Рэд теперь занят своими делами. А хорошо бы повидаться. Не сейчас и не завтра. Но в ближайшие дни — непременно.
И тут, на излете взгляда, за окном Джон заметил вывеску той парикмахерской, где их с Рэдом стригли перед армией.
Машина шла уже по Мейн-стрит, самой оживленной обычно улице города, в рекламных плакатах и вывесках магазинов. Он любил эту улицу с детства. Правда, тогда она казалась недосягаемо шикарной, а теперь была уютно провинциальной. Машин было немного, людей — еще меньше. А дождь все шел и шел, словно нити прялись из небесных коконов-туч.
Внезапно Джон ощутил тягостное молчание и увидел деревянно-прямую спину Лама. Вот уж кто ни в чем не провинился, кто всегда был предан и чувствовал своего босса, так это Лам. И за всю поездку ни одного слова. Жестоко. И еще не зная, о чем пойдет речь, Джон виновато произнес: «Лам, дружище!». Тот вздрогнул и почти непринужденно ответил: «Да, мой босс?». Машина слегка притормозила у магазина пластинок с огромной вывеской-диском, и Лам обернулся к нему. Увидев, что босс очнулся, Лам будто невзначай поправил зеркало. «Хочешь зайти?». «Не-а… Зна ешь, давай поедем к «Лайту». Лам улыбнулся: «Я все ждал, когда ты вспомнишь о нем». И они поехали к старому дому, где находилась студия. Но на дверях не оказа лось прежней вывески, там висела дощечка с яркой надписью «Сдается внаем».

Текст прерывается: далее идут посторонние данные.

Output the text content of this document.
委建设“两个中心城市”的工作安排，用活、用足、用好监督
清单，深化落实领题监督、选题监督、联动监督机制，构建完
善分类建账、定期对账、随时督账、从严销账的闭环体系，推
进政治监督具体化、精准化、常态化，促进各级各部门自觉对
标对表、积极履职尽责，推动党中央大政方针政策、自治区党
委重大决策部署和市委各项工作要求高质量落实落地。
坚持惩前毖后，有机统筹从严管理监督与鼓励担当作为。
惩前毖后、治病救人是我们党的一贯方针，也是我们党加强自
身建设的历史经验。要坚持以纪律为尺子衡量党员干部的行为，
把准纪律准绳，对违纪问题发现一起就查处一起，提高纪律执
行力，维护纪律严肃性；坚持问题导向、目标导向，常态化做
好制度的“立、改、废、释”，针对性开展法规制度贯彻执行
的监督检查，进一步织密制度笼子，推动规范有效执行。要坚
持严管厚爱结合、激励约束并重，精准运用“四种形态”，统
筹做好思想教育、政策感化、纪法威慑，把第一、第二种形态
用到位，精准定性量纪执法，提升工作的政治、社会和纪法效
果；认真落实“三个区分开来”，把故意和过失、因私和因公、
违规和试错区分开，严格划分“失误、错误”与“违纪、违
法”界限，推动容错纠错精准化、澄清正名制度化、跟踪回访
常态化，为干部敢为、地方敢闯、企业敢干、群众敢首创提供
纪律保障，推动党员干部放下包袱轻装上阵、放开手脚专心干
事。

— Ну и осел же я. Болван просто. Из головы вон, — смущенно заторопился Лам. — Они ведь только-только переехали. Ну, в тот новый центр, который ты субсидировал.
— Не ругайся, сын мой, — назидательно-шутливо оборвал Джон. — Кати в новый центр.

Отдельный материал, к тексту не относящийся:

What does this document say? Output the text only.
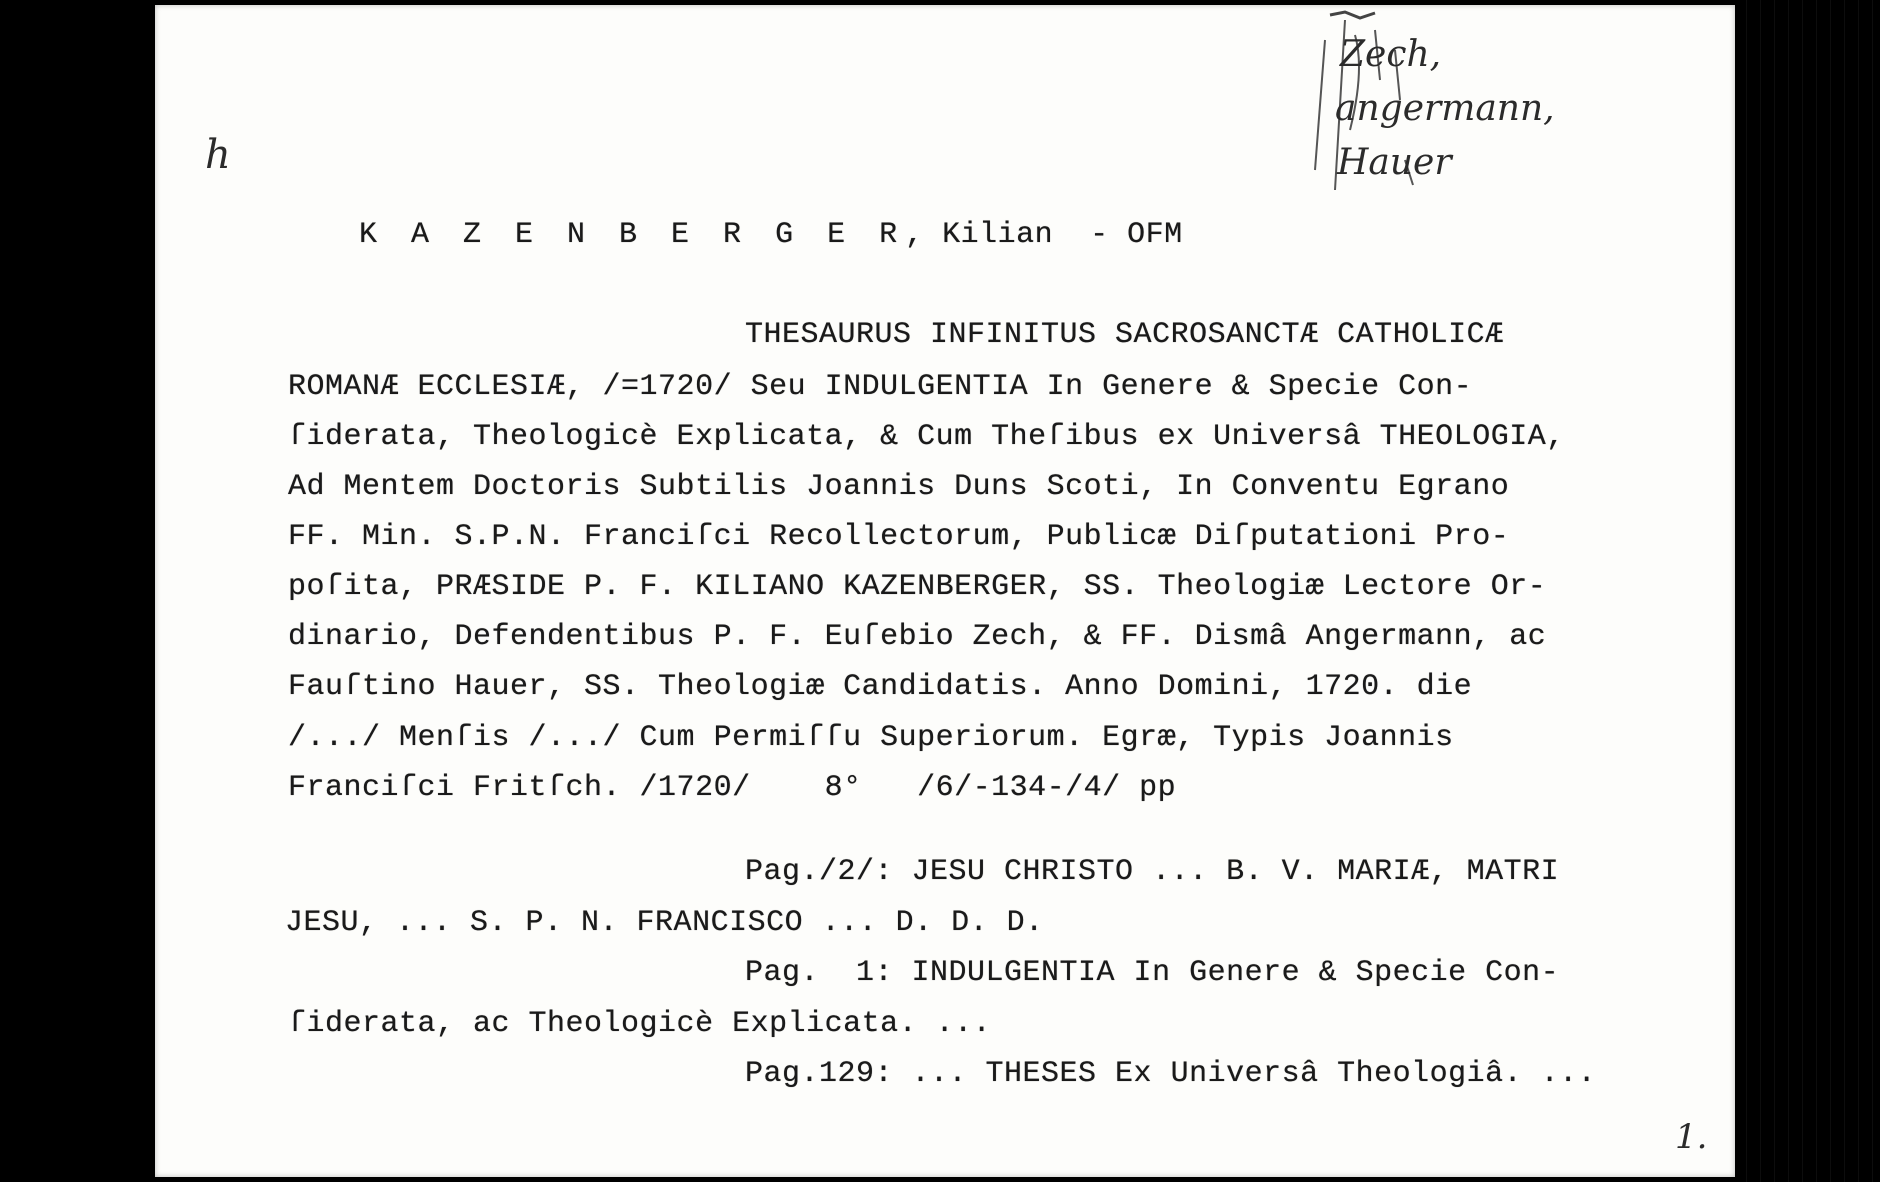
h

K A Z E N B E R G E R, Kilian - OFM

Zech,
angermann,
Hauer
THESAURUS INFINITUS SACROSANCTÆ CATHOLICÆ
ROMANÆ ECCLESIÆ, /=1720/ Seu INDULGENTIA In Genere & Specie Con-
ſiderata, Theologicè Explicata, & Cum Theſibus ex Universâ THEOLOGIA,
Ad Mentem Doctoris Subtilis Joannis Duns Scoti, In Conventu Egrano
FF. Min. S.P.N. Franciſci Recollectorum, Publicæ Diſputationi Pro-
poſita, PRÆSIDE P. F. KILIANO KAZENBERGER, SS. Theologiæ Lectore Or-
dinario, Defendentibus P. F. Euſebio Zech, & FF. Dismâ Angermann, ac
Fauſtino Hauer, SS. Theologiæ Candidatis. Anno Domini, 1720. die
/.../ Menſis /.../ Cum Permiſſu Superiorum. Egræ, Typis Joannis
Franciſci Fritſch. /1720/    8°   /6/-134-/4/ pp
Pag./2/: JESU CHRISTO ... B. V. MARIÆ, MATRI
JESU, ... S. P. N. FRANCISCO ... D. D. D.
Pag.  1: INDULGENTIA In Genere & Specie Con-
ſiderata, ac Theologicè Explicata. ...
Pag.129: ... THESES Ex Universâ Theologiâ. ...
1.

Машина развернулась, и он оглянулся на прежнее здание «Лайта». Семь лет прошло с того апрельского дня, который изменил всю его жизнь…

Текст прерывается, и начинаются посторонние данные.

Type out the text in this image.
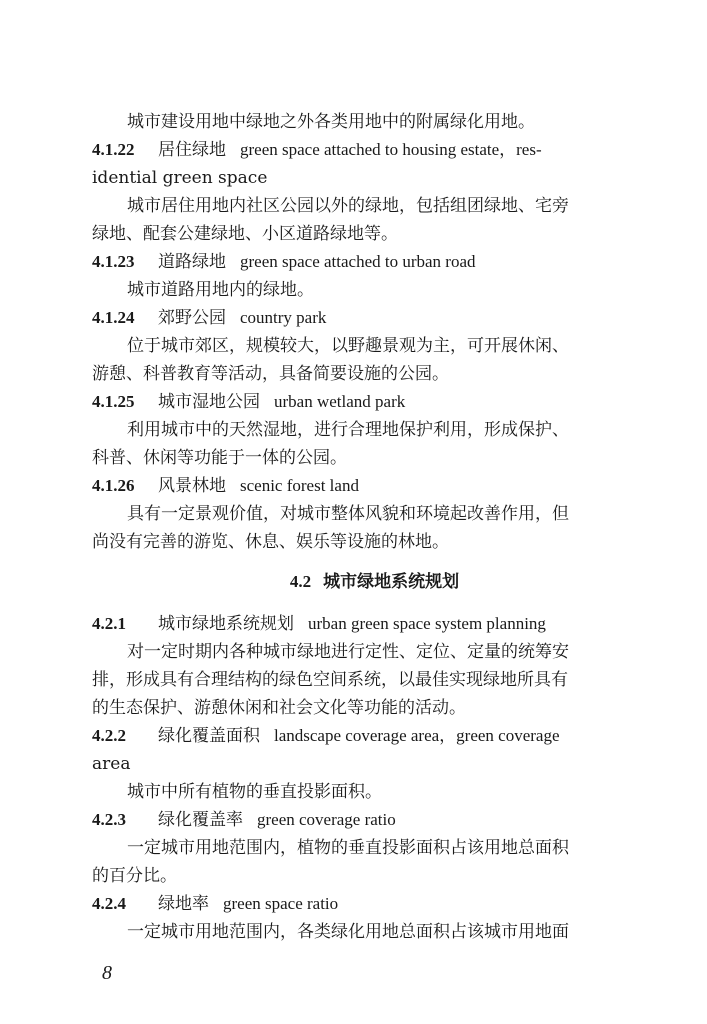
城市建设用地中绿地之外各类用地中的附属绿化用地。

4.1.22 居住绿地 green space attached to housing estate，res-

idential green space

城市居住用地内社区公园以外的绿地，包括组团绿地、宅旁

绿地、配套公建绿地、小区道路绿地等。

4.1.23 道路绿地 green space attached to urban road

城市道路用地内的绿地。

4.1.24 郊野公园 country park

位于城市郊区，规模较大，以野趣景观为主，可开展休闲、

游憩、科普教育等活动，具备简要设施的公园。

4.1.25 城市湿地公园 urban wetland park

利用城市中的天然湿地，进行合理地保护利用，形成保护、

科普、休闲等功能于一体的公园。

4.1.26 风景林地 scenic forest land

具有一定景观价值，对城市整体风貌和环境起改善作用，但

尚没有完善的游览、休息、娱乐等设施的林地。

4.2 城市绿地系统规划

4.2.1 城市绿地系统规划 urban green space system planning

对一定时期内各种城市绿地进行定性、定位、定量的统筹安

排，形成具有合理结构的绿色空间系统，以最佳实现绿地所具有

的生态保护、游憩休闲和社会文化等功能的活动。

4.2.2 绿化覆盖面积 landscape coverage area，green coverage

area

城市中所有植物的垂直投影面积。

4.2.3 绿化覆盖率 green coverage ratio

一定城市用地范围内，植物的垂直投影面积占该用地总面积

的百分比。

4.2.4 绿地率 green space ratio

一定城市用地范围内，各类绿化用地总面积占该城市用地面

8
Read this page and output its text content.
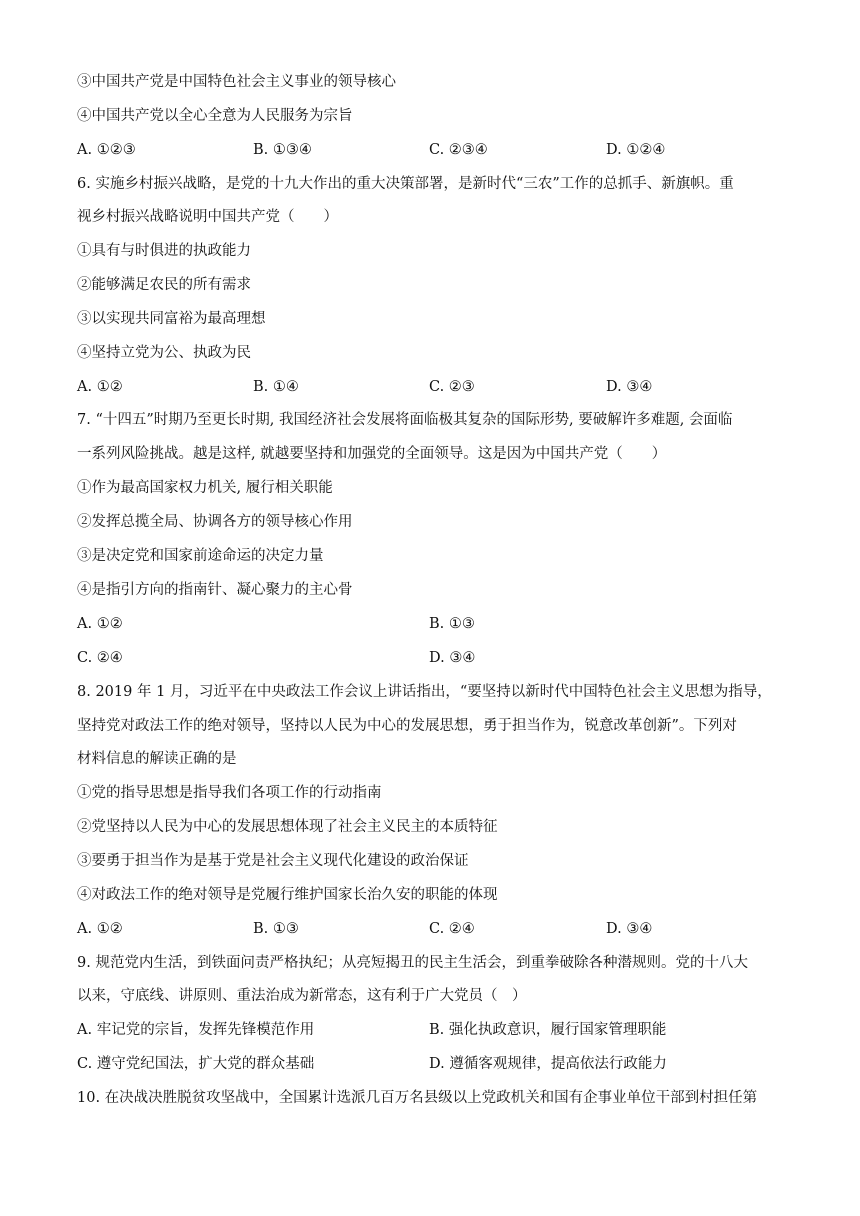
③中国共产党是中国特色社会主义事业的领导核心
④中国共产党以全心全意为人民服务为宗旨
A. ①②③	B. ①③④	C. ②③④	D. ①②④
6. 实施乡村振兴战略，是党的十九大作出的重大决策部署，是新时代“三农”工作的总抓手、新旗帜。重
视乡村振兴战略说明中国共产党（　　）
①具有与时俱进的执政能力
②能够满足农民的所有需求
③以实现共同富裕为最高理想
④坚持立党为公、执政为民
A. ①②	B. ①④	C. ②③	D. ③④
7. “十四五”时期乃至更长时期, 我国经济社会发展将面临极其复杂的国际形势, 要破解许多难题, 会面临
一系列风险挑战。越是这样, 就越要坚持和加强党的全面领导。这是因为中国共产党（　　）
①作为最高国家权力机关, 履行相关职能
②发挥总揽全局、协调各方的领导核心作用
③是决定党和国家前途命运的决定力量
④是指引方向的指南针、凝心聚力的主心骨
A. ①②	B. ①③
C. ②④	D. ③④
8. 2019 年 1 月，习近平在中央政法工作会议上讲话指出，“要坚持以新时代中国特色社会主义思想为指导，
坚持党对政法工作的绝对领导，坚持以人民为中心的发展思想，勇于担当作为，锐意改革创新”。下列对
材料信息的解读正确的是
①党的指导思想是指导我们各项工作的行动指南
②党坚持以人民为中心的发展思想体现了社会主义民主的本质特征
③要勇于担当作为是基于党是社会主义现代化建设的政治保证
④对政法工作的绝对领导是党履行维护国家长治久安的职能的体现
A. ①②	B. ①③	C. ②④	D. ③④
9. 规范党内生活，到铁面问责严格执纪；从亮短揭丑的民主生活会，到重拳破除各种潜规则。党的十八大
以来，守底线、讲原则、重法治成为新常态，这有利于广大党员（　）
A. 牢记党的宗旨，发挥先锋模范作用	B. 强化执政意识，履行国家管理职能
C. 遵守党纪国法，扩大党的群众基础	D. 遵循客观规律，提高依法行政能力
10. 在决战决胜脱贫攻坚战中，全国累计选派几百万名县级以上党政机关和国有企事业单位干部到村担任第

Приближался мамин день рождения. Конечно, денег маловато, но на его подарок хватит. Джон решил напеть пластинку с двумя песенками. Мама считала, что он хорошо поет. Из скудных семейных средств она выкроила несколько долларов на дешевенькую гитару. Нет-нет, никаких мечтаний о карьере певца не было и в помине. Просто он часами мог слушать пластинки с записями кантристов — Билла Монро, Хэнка Уильямса, обожал «икающий» йодлирующий голос Джимми Роджерса. Но, пожалуй, еще лучше знал черных музыкантов Юга — блюзы Крудапа, гортанное пение «Чернильных пятен», резкий напористый тембр Бо Дидли. Белая и черная музыка переплеталась в его сознании и не давала покоя. Он пел дома, пытаясь соединить две музыкальные культуры. Мама слушала его пение с каким-то восторженным страхом.